Below him the ground was festering with gigantic Dholes, and even as he looked, one reared up several hundred feet and leveled a bleched, viscous end at him.
—H.P. Lovecraft and E. Hoffmann Price, "Through the Gates of the Silver Key".
Dholes are huge, slimy worm-like creatures, at least several hundred feet long. Because they avoid daylight and are covered in viscous goo, their features are nearly impossible to discern. Similar creatures called bholes exist in the Vale of Pnath in the Dreamlands.

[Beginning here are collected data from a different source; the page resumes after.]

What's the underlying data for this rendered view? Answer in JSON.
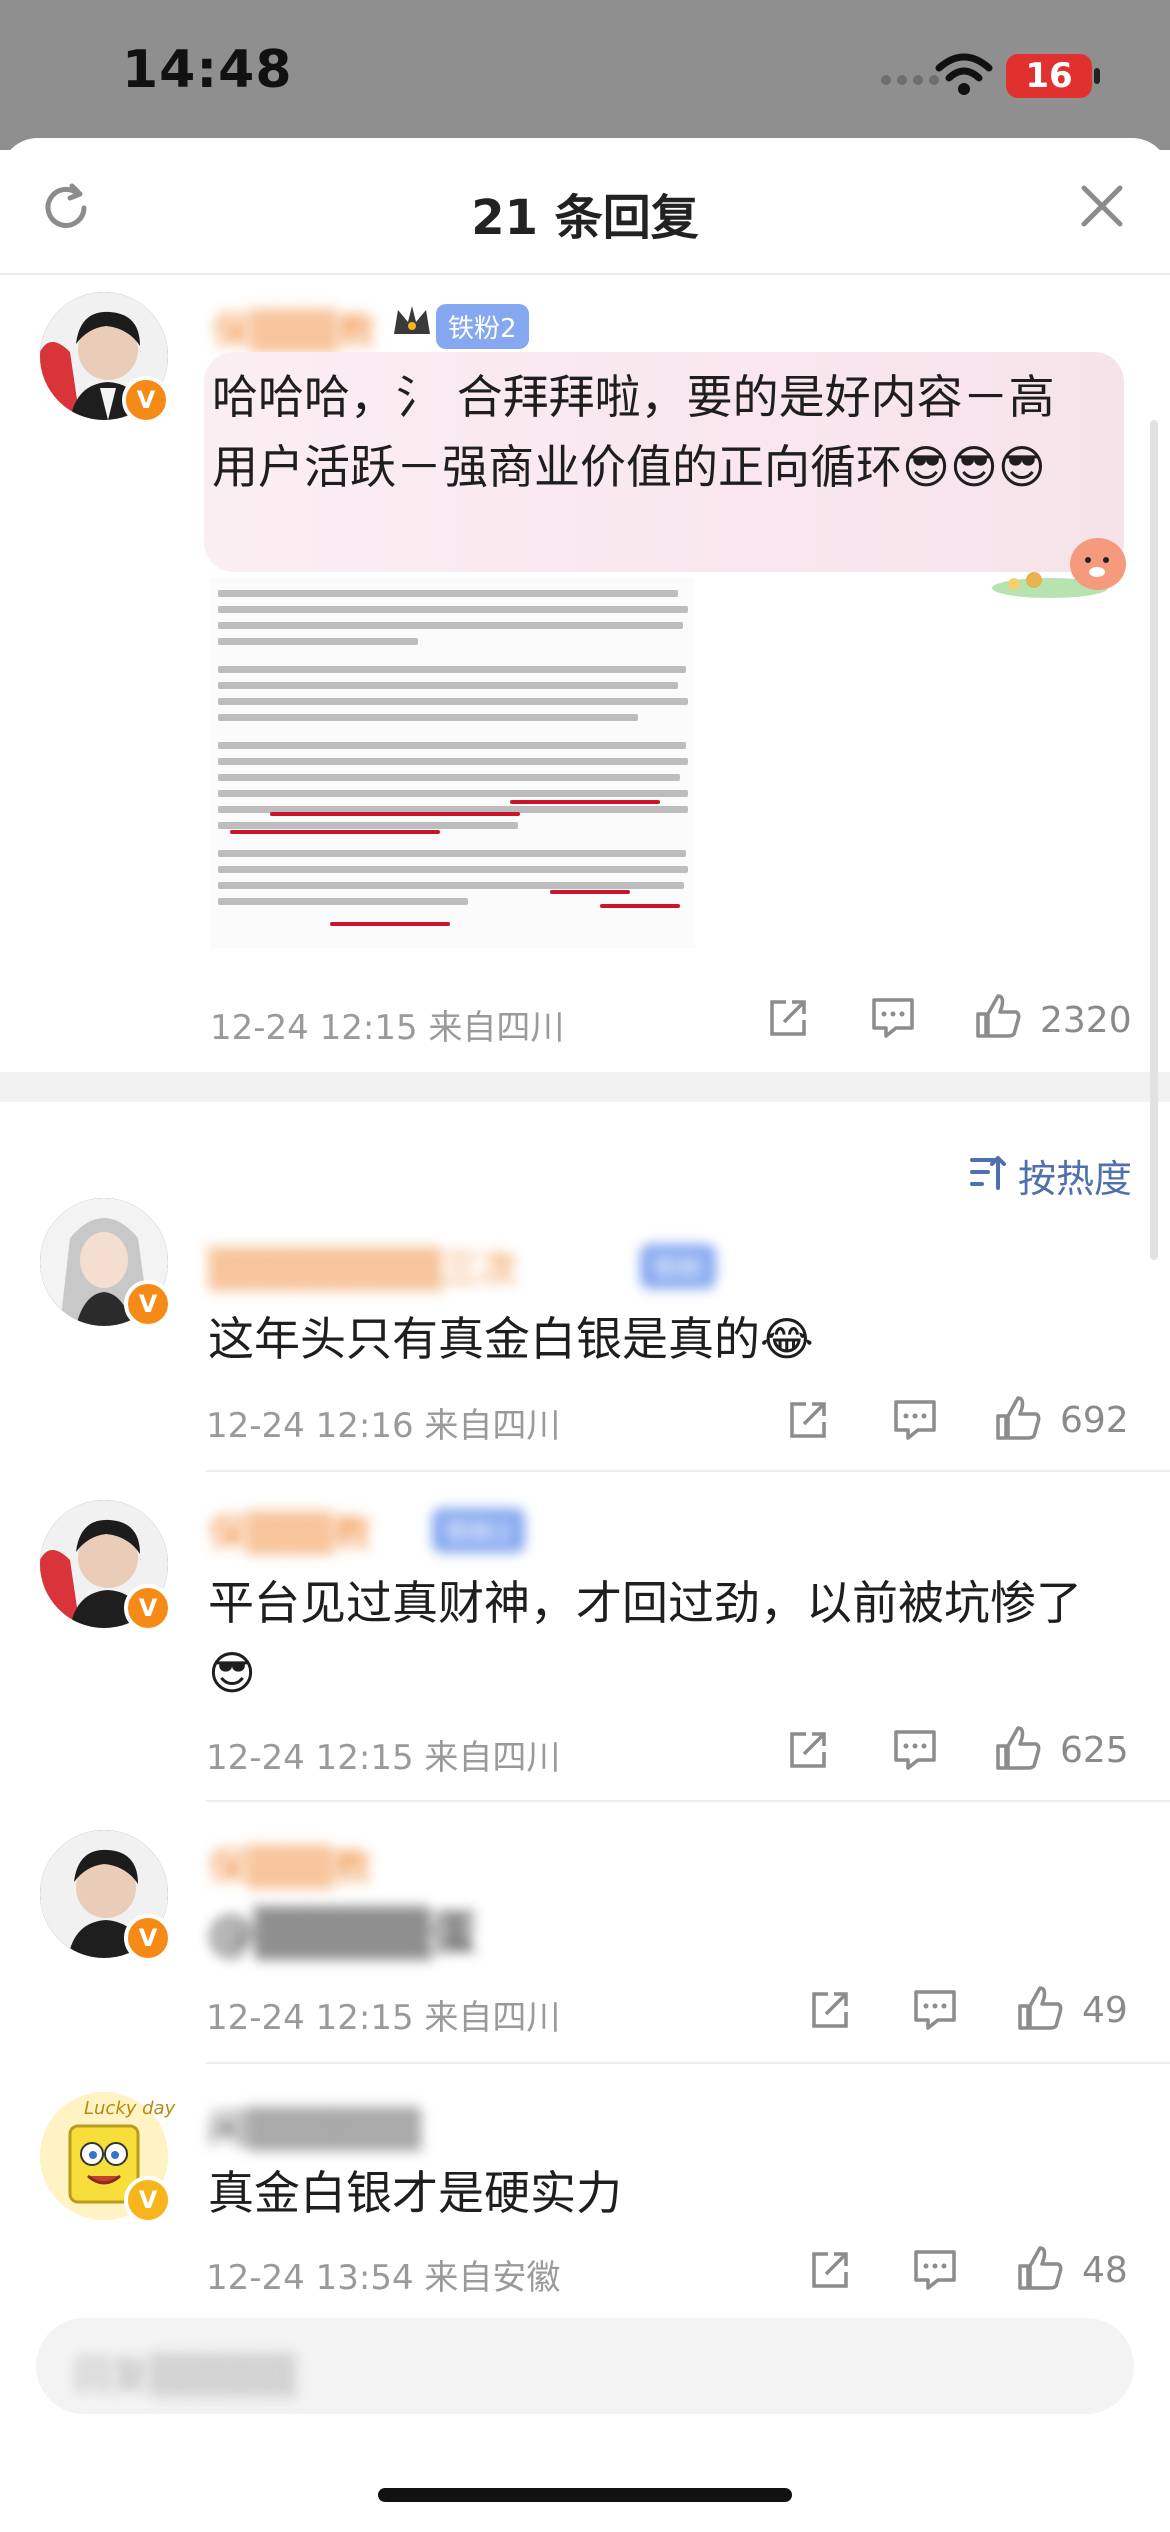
{
  "status_bar": {
    "time": "14:48",
    "battery": "16"
  },
  "sheet": {
    "title": "21 条回复"
  },
  "top_comment": {
    "username": "保▒▒▒教",
    "fan_badge": "铁粉2",
    "text": "哈哈哈，氵 合拜拜啦，要的是好内容－高用户活跃－强商业价值的正向循环😎😎😎",
    "meta": "12-24 12:15 来自四川",
    "likes": "2320"
  },
  "sort": {
    "label": "按热度"
  },
  "comments": [
    {
      "username": "▒▒▒▒▒▒▒▒三次",
      "fan_badge": "铁粉",
      "text": "这年头只有真金白银是真的😂",
      "meta": "12-24 12:16 来自四川",
      "likes": "692"
    },
    {
      "username": "保▒▒▒教",
      "fan_badge": "铁粉2",
      "text": "平台见过真财神，才回过劲，以前被坑惨了😎",
      "meta": "12-24 12:15 来自四川",
      "likes": "625"
    },
    {
      "username": "保▒▒▒教",
      "fan_badge": "",
      "text": "@▒▒▒▒▒蛋",
      "meta": "12-24 12:15 来自四川",
      "likes": "49"
    },
    {
      "username": "闲▒▒▒▒▒▒",
      "fan_badge": "",
      "text": "真金白银才是硬实力",
      "meta": "12-24 13:54 来自安徽",
      "likes": "48"
    }
  ],
  "reply_box": {
    "placeholder": "回复▒▒▒▒▒"
  },
  "avatar_text": {
    "lucky": "Lucky day"
  }
}
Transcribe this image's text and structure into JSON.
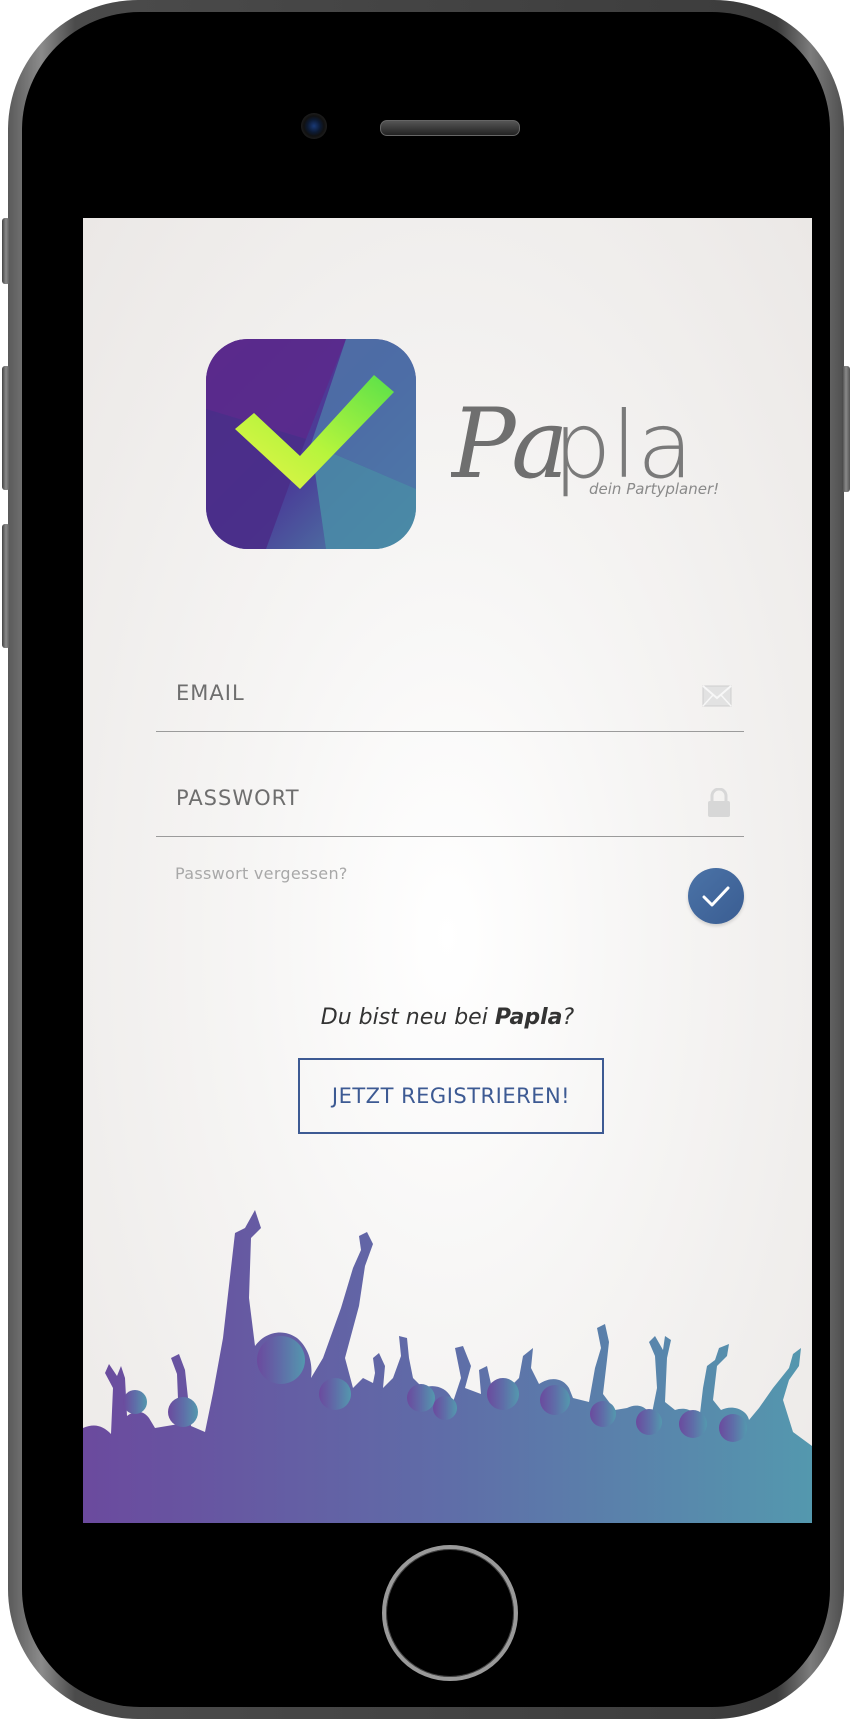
{
  "app": {
    "name_part1": "Pa",
    "name_part2": "pla",
    "tagline": "dein Partyplaner!"
  },
  "login": {
    "email_label": "EMAIL",
    "password_label": "PASSWORT",
    "forgot_label": "Passwort vergessen?"
  },
  "signup": {
    "prompt_prefix": "Du bist neu bei ",
    "prompt_brand": "Papla",
    "prompt_suffix": "?",
    "button_label": "JETZT REGISTRIEREN!"
  },
  "icons": {
    "app_logo": "checkmark-logo-icon",
    "email": "envelope-icon",
    "password": "lock-icon",
    "submit": "checkmark-icon"
  },
  "colors": {
    "accent": "#3d5a93",
    "submit_button": "#4168a0",
    "logo_purple": "#5b2b8c",
    "logo_teal": "#4a8fa7",
    "logo_check": "#a8f03a",
    "crowd_purple": "#6b4a9e",
    "crowd_teal": "#5498ae"
  }
}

Now Carter knew from a certain source that he was in the vale of Pnath, where crawl and burrow the enormous bholes; but he did not know what to expect, because no one has ever seen a bhole, or even guessed what such a thing may be like. Bholes are known only by dim rumour from the rustling they make amongst mountains of bones and the slimy touch they have when they wriggle past one. They cannot be seen because they creep only in the dark.
—H.P. Lovecraft, The Dream-Quest of Unknown Kadath.
In the Call of Cthulhu role-playing game, dholes are portrayed as massive, dangerous creatures which will swallow characters alive, coat them in acidic slime, or simply trample them. The creatures are so huge that a character rolled or crawled over by a dhole is not only killed instantly but may have his or her corpse annihilated.